Lunaemycins, New Cyclic Hexapeptide Antibiotics from the Cave Moonmilk-Dweller Streptomyces lunaelactis MM109^T

Round 1

Reviewer 1 Report

The manuscripts brings an interesting proof how, in certain type of metabolites produced by modular systems and not much further modified, the thorough bioinformatic inspection of genomic data may assist with the compounds identification. The work is well-designed and the findings are persuasive.

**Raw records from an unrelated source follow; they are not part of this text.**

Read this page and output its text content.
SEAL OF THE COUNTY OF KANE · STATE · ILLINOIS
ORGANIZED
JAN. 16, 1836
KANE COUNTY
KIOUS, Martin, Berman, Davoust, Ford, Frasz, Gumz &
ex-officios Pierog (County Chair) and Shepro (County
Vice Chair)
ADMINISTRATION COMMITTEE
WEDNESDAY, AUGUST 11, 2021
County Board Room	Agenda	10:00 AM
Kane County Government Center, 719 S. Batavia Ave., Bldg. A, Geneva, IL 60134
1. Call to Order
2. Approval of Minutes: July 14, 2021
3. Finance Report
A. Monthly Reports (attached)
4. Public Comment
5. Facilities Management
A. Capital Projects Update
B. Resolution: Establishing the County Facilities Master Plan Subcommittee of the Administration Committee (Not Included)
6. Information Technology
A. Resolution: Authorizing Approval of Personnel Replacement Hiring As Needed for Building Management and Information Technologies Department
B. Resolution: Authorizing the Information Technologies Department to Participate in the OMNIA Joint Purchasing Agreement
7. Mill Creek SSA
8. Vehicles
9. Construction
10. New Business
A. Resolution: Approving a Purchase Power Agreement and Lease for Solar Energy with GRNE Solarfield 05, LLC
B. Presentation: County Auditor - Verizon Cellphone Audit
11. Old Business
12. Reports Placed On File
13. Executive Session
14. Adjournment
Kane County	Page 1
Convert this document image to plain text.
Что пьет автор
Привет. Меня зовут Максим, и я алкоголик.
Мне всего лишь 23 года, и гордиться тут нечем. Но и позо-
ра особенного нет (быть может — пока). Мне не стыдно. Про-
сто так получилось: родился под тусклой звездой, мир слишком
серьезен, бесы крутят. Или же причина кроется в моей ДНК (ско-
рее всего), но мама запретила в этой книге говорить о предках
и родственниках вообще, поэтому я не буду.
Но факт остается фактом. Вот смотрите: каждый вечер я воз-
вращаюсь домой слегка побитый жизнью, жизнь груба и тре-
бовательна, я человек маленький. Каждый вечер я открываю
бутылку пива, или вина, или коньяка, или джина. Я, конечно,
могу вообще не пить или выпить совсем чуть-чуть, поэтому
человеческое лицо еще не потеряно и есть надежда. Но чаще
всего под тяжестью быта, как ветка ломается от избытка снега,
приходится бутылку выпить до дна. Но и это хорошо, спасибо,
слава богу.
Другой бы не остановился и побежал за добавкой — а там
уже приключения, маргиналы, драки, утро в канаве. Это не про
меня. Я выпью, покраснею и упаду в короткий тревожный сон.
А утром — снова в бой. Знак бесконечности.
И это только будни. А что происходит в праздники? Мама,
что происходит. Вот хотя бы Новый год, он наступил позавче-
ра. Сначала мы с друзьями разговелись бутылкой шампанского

There are only few minor comments to misprints and formatting:

1. In the Table 1 please check the uniformity in capitalization of the statements of the gene homologies and proposed functions collumns

2. In the 491 line, there is a double “ee” in lunaemycin

 

As for the results presented:

1. In the Table 4 – in majority of the Gram-positives, the effect of the lunaemycin is rather bacteriostatic (MBC >>MIC]. However, in some resistant strains of enterococci and staphylococci their effect changes to bactericidal (MIC is identical or almost identical with MBC). Is it a common finding for well-established antibiotics to behave this way in resistant clinical isolates? Is there any possible explanation of such phenomenon? The Enterococcus faecium SI-1831 is vanR teiS, so perhaps it is not VanA mutant, but rather VanB or any other. On the other hand, in Staphylococcus epidermidis SI-1266 linezolid resistance most probably relates to a point mutations of ribosomal rRNA or L3 and L4 proteins as reported in other linezolid-resistant staphylococci. Why different resistance mechanisms increase bactericidal potency of lunaemycin? Could you add a short comment on this, please?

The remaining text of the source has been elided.